My bride-to-be and I have recently completed (we think) the fascinating process of registering for wedding gifts. The idea is simple: select the silverware (also called "flatware"), plates and dishes ("china, everyday"), china ("china, formal") and other food-and-drink stuff you'd like to receive as gifts from those attending or celebrating your wedding.
The effect is incredible: it's like an upscale, fantasy combination of the 60's TV game shows Sale of the Century (starring Joe Garagiola) and Supermarket Sweepstakes, in which contestants got one minute to fill a shopping cart with as many items as possible. We ensure a similar harried scenario by arriving at stores 15 minutes prior to their closing. We walk around with a list, hurriedly checking off items as nervous managers eye the clock and the door.
Above all, it is a process that demands a high level of cooperation and communication between future wives and husbands. Which makes registering for gifts looks like a prime Okay Corral for the showdown between stereotypical gender roles.
Roving for hours without guidance in a large department store. Could there be a worse hell-on-earth for the stereotypical male? Conversely, what could provide more rapture for the stereotypical female than the notion of an all-expenses-paid shopping spree, conducted during a number of leisurely romps through Williams&BarrelBarnDale's?
This stale script went right out the window when it came to Susan and me.
We're in the home-stretch of an incredible role reversal that has me dismissing china (everyday) patterns as "too seasonal" and Susan wondering (guy-like) what difference it all makes and how a man could possibly care so much about grape shears.
The tired old caricature of a woman dragging a man around a department storehis eyes downcast, his steps a reluctant shuffle to the gallowshas been replaced with this scene: Susan, sitting on the floor against a wall in Bloomingdale's, totally out of gas after an hour on the losing end of a debate over silver candlesticks. Me, fueled by repeated stops for samples at the Mrs. Field's Cookie demonstration, grabbing Susan by the arm and dragging her off to look at $100 orange juicers and fancy tea presses.

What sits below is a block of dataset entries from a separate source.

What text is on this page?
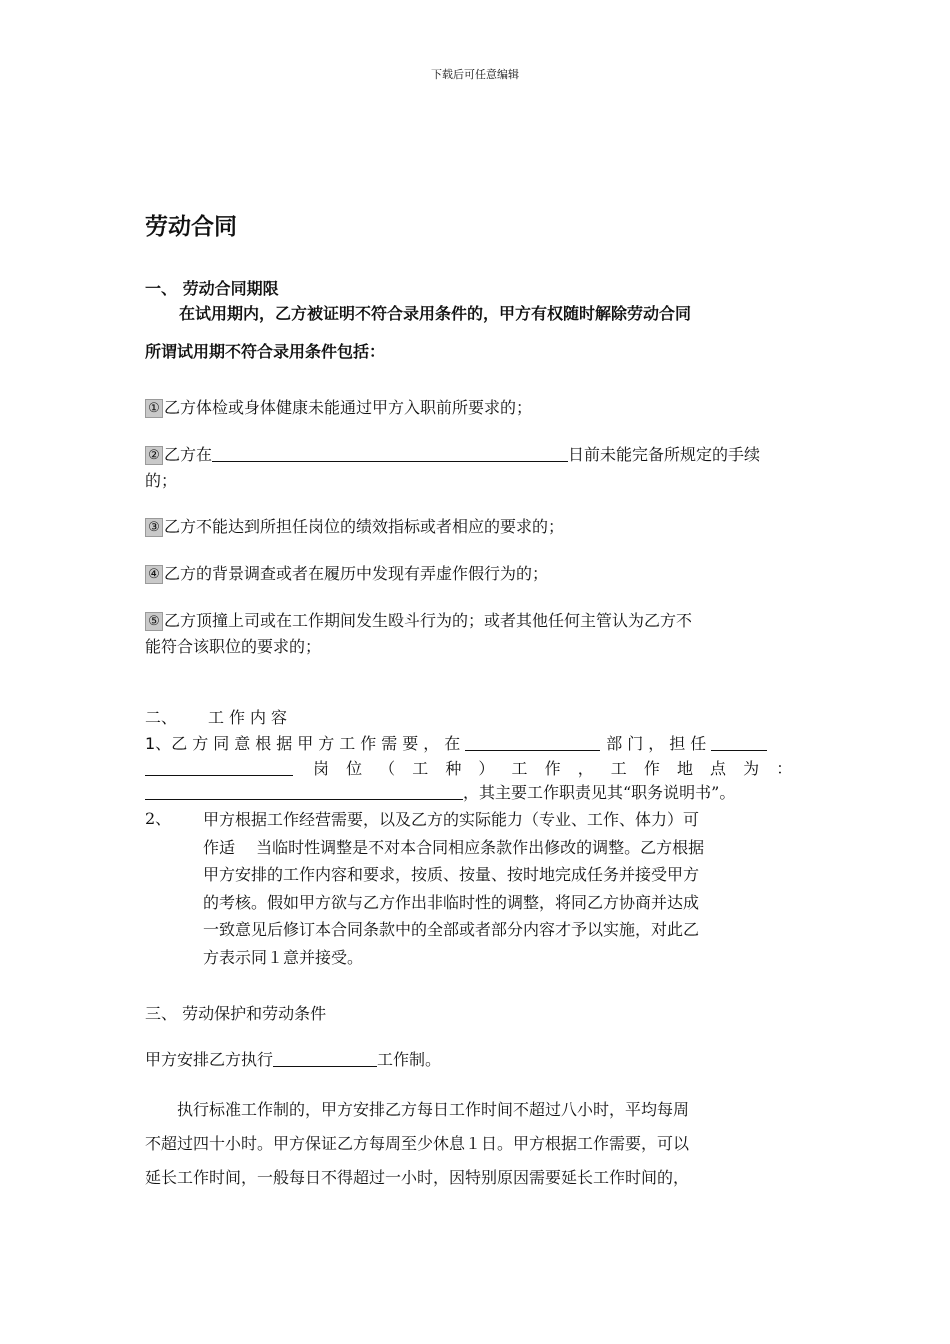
下载后可任意编辑
劳动合同
一、 劳动合同期限
在试用期内，乙方被证明不符合录用条件的，甲方有权随时解除劳动合同
所谓试用期不符合录用条件包括：
① 乙方体检或身体健康未能通过甲方入职前所要求的；
② 乙方在	日前未能完备所规定的手续
的；
③ 乙方不能达到所担任岗位的绩效指标或者相应的要求的；
④ 乙方的背景调查或者在履历中发现有弄虚作假行为的；
⑤ 乙方顶撞上司或在工作期间发生殴斗行为的；或者其他任何主管认为乙方不
能符合该职位的要求的；
二、 工作内容
1、乙方同意根据甲方工作需要，在	部门，担任
岗 位 （ 工 种 ） 工 作 ， 工 作 地 点 为 ：
，其主要工作职责见其“职务说明书”。
2、 甲方根据工作经营需要，以及乙方的实际能力（专业、工作、体力）可
作适　 当临时性调整是不对本合同相应条款作出修改的调整。乙方根据
甲方安排的工作内容和要求，按质、按量、按时地完成任务并接受甲方
的考核。假如甲方欲与乙方作出非临时性的调整，将同乙方协商并达成
一致意见后修订本合同条款中的全部或者部分内容才予以实施，对此乙
方表示同１意并接受。
三、 劳动保护和劳动条件
甲方安排乙方执行	工作制。
　　执行标准工作制的，甲方安排乙方每日工作时间不超过八小时，平均每周
不超过四十小时。甲方保证乙方每周至少休息１日。甲方根据工作需要，可以
延长工作时间，一般每日不得超过一小时，因特别原因需要延长工作时间的，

I have never used a tea press in my life.
I'm so into it. Not that Susan isn't: she's terrific and has been the voice of reason throughout the entire affair (although she lost her cool and nearly stormed out of Macy's after I wondered aloud how we could possibly choose a formal china pattern without first seeing the gravy boat and creamer).
Poor girl. She had no idea I'd make such a study of the whole thing. It's what I do.
Sure, Calphalon cookware is great, but have you seen All-Clad? They're both mighty impressive when you've been cooking everything in the pot your mom gave you when you moved out of the house in 1982. Alas, there can be only one winner in this game.
It's like the Pentagon choosing between a bomb that could destroy the world three times over and one that could destroy the world five times over. You want to be on the safe side, so you choose the bigger bomb.
Although I'd never heard of either brand before we got engaged, I climb atop a display table at Bloomingdale's and deliver a lengthy, passionate oratory on the need for quality, non-stick cookware that would have made the people from All-Clad and Calphalon cry. When the applause finally dies down, we decide to go with the mega-power of All-Clad. All-Clad LTD, thank you very much!
At Thanksgiving, I listen with horror as Susan's iron-pumping sister complains about the weight of her new All-Clad pots and pans. Too heavy for a twice-a-day workout queen!?!
I flash forward to Susan and me sitting in our doctors' offices, diagnosed with "All-Clad elbow." I knew it was too good to be true. Where's Susan? We're heading back to Bloomies!